The Minion shouted back, "She's BORING! All she does is nag, nag, nag... I hate her. I just can't tell 'er so, or she'll leave me." Then he looked up and saw me holding a skillet for self-defense, trying to decide if it was murder to do 'im in while he was sloshed. He said, "Oh my GOD, there's GIRLS here! Brother, come look! I think THIS one likes me!"
The Lackey stumbled into my room and put his brother's boaby back into 'is clothes and rolled them back over 'is shoulders. He growled, "Quit gantin', ya fud, I cannae keep tuckin' yer baws in!" He carried his brother up by his shoulders, and said to us, "Boss sends his regards... says you should'na crossed 'im. Sent us to wreck up your place when you least -hic!- respected it."
"EXpected it," corrected The Minion.
I glared at them. "Well I can hardly respect you either, can I? Not right now."
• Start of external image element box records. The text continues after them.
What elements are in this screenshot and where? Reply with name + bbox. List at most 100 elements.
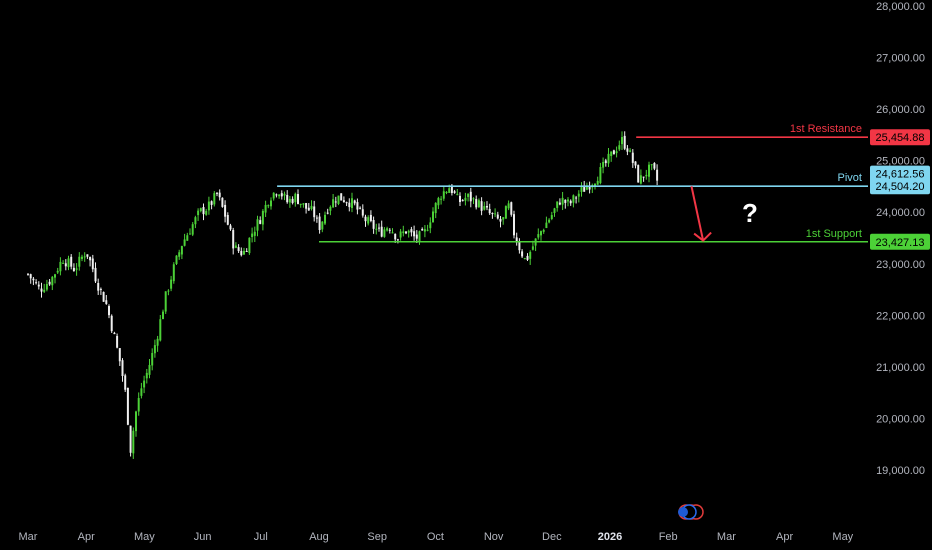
- candle: [140, 382, 143, 399]
- candle: [429, 217, 432, 234]
- candle: [445, 191, 448, 195]
- candle: [383, 227, 386, 238]
- candle: [453, 189, 456, 194]
- candle: [105, 295, 108, 305]
- candle: [280, 190, 283, 200]
- candle: [483, 201, 486, 211]
- candle: [64, 259, 67, 271]
- candle: [567, 197, 569, 207]
- candle: [656, 164, 659, 186]
- candle: [351, 192, 353, 213]
- candle: [291, 196, 294, 205]
- candle: [480, 197, 483, 216]
- candle: [618, 140, 621, 152]
- candle: [324, 211, 326, 226]
- candle: [259, 216, 262, 225]
- candle: [75, 263, 78, 276]
- candle: [253, 226, 256, 243]
- candle: [407, 229, 410, 238]
- candle: [83, 252, 86, 262]
- candle: [494, 208, 497, 218]
- candle: [108, 304, 110, 319]
- candle: [151, 348, 154, 371]
- candle: [86, 254, 89, 259]
- x-tick-label: Sep: [367, 531, 387, 543]
- candle: [469, 187, 472, 208]
- x-tick-label: Mar: [717, 531, 736, 543]
- candle: [32, 276, 35, 286]
- candle: [596, 176, 599, 185]
- candle: [45, 279, 48, 292]
- candle: [604, 158, 607, 167]
- svg-text:25,454.88: 25,454.88: [876, 132, 925, 144]
- level-badge: 23,427.13: [870, 233, 930, 250]
- candle: [27, 273, 29, 276]
- replay-icon[interactable]: [678, 504, 704, 520]
- candle: [388, 228, 391, 234]
- candle: [629, 148, 632, 153]
- candle: [59, 257, 62, 276]
- candle: [332, 194, 335, 208]
- candle: [626, 145, 629, 156]
- x-tick-label: Aug: [309, 531, 329, 543]
- candle: [156, 335, 159, 352]
- candle: [248, 237, 251, 255]
- candle: [321, 221, 324, 233]
- candle: [340, 193, 343, 201]
- levels-group: 1st Resistance Pivot 1st Support: [277, 123, 868, 243]
- candle: [164, 291, 167, 314]
- candle: [426, 224, 429, 232]
- candle: [118, 348, 121, 366]
- candle: [137, 392, 140, 416]
- y-tick-label: 28,000.00: [876, 1, 925, 13]
- candle: [183, 233, 186, 247]
- candle: [405, 231, 407, 235]
- candle: [207, 196, 210, 215]
- candle: [642, 176, 645, 182]
- candle: [515, 232, 518, 246]
- candle: [499, 215, 502, 228]
- candle: [410, 226, 413, 237]
- candle: [621, 131, 623, 151]
- level-label: Pivot: [838, 172, 862, 184]
- candle: [267, 204, 270, 209]
- candle: [507, 200, 510, 211]
- candle: [170, 275, 173, 292]
- candle: [78, 252, 81, 271]
- candle: [297, 189, 299, 205]
- x-tick-label: Jun: [194, 531, 212, 543]
- candle: [237, 244, 240, 254]
- candle: [162, 309, 164, 320]
- candle: [502, 216, 505, 225]
- candle: [542, 228, 545, 234]
- candle: [540, 230, 542, 241]
- candle: [650, 164, 653, 171]
- candle: [564, 199, 567, 209]
- candle: [72, 263, 75, 272]
- candle: [51, 275, 54, 291]
- candle: [491, 212, 494, 219]
- candle: [302, 203, 305, 208]
- candle: [545, 216, 548, 229]
- candle: [475, 195, 478, 210]
- x-tick-label: Nov: [484, 531, 504, 543]
- candle: [305, 202, 308, 214]
- candle: [283, 191, 286, 201]
- candle: [391, 228, 394, 234]
- candle: [199, 207, 202, 213]
- candle: [43, 283, 46, 294]
- candle: [167, 289, 170, 296]
- candle: [348, 198, 351, 212]
- candle: [286, 190, 289, 204]
- candle: [342, 196, 345, 203]
- candle: [486, 201, 488, 211]
- candle: [372, 216, 375, 234]
- candle: [264, 200, 267, 217]
- candle: [232, 227, 235, 255]
- candle: [504, 205, 507, 219]
- candle: [575, 195, 578, 204]
- candle: [472, 197, 475, 204]
- candle: [364, 214, 367, 227]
Before even considering what 'e should say back, the fuckin' tosser kicked our table over – spillin' a vase of wild-flowers, breakin' candles against the ground, an' smashin' plates into bits – all in one go. I waited for 'is next move, and kept The Artist behind me – but the stove was still hot, and as she was pushed against it even gently, she yelped! I turned to pull her away from it, but the bastard Lackey took me by surprise an' trew a hay-maker at the back of my head. Everything went black. When I came to, the stove was still hot, radiating at my face near inches away – my hands had been saved by the space underneath it alone, though they were mildly singed from the contact it took to get there. Everyone was gone. I heard in the distance, a women shouting, "HELP!", followed by a shriek over dull giggling. The heartless morons. I got up slowly, barely able to stand from the rush of blood to my head and the sharp throbbin' on my skull. 'SKULL!' I thought, and stumbled to my room to kneel at the edge of my bed. It still smelled like dick and booze, with tones of throw-up and unwashed sweat. I yucked and held my breath, pulling out the little red chest. Inside was my father's skull, and from inside the lid fell a folded up piece of parchment, signed: 'From The Author, to The Grim Reaper & to my dear sister.' I was shook, and paused – but it would have to wait. I took the mask, put it on, and slid the chest back under the bed with the letter inside. Then I stood up, head starting to clear, and put my black, long-hooded cloak over my black, long-sleeved dress. I looked for my scythe – it was gone. I cursed out loud, "They must have grabbed it, the fuckin' hooligans!" I grabbed the skillet off the floor and set it on the counter so I could tie my dress into a knot at the back. The clothing was comfortable for a date night, aye, but impractical for combat – but there was no time to change. I grabbed the skillet again and tapped my other palm with it. Then I ran out the door, and followed the screaming.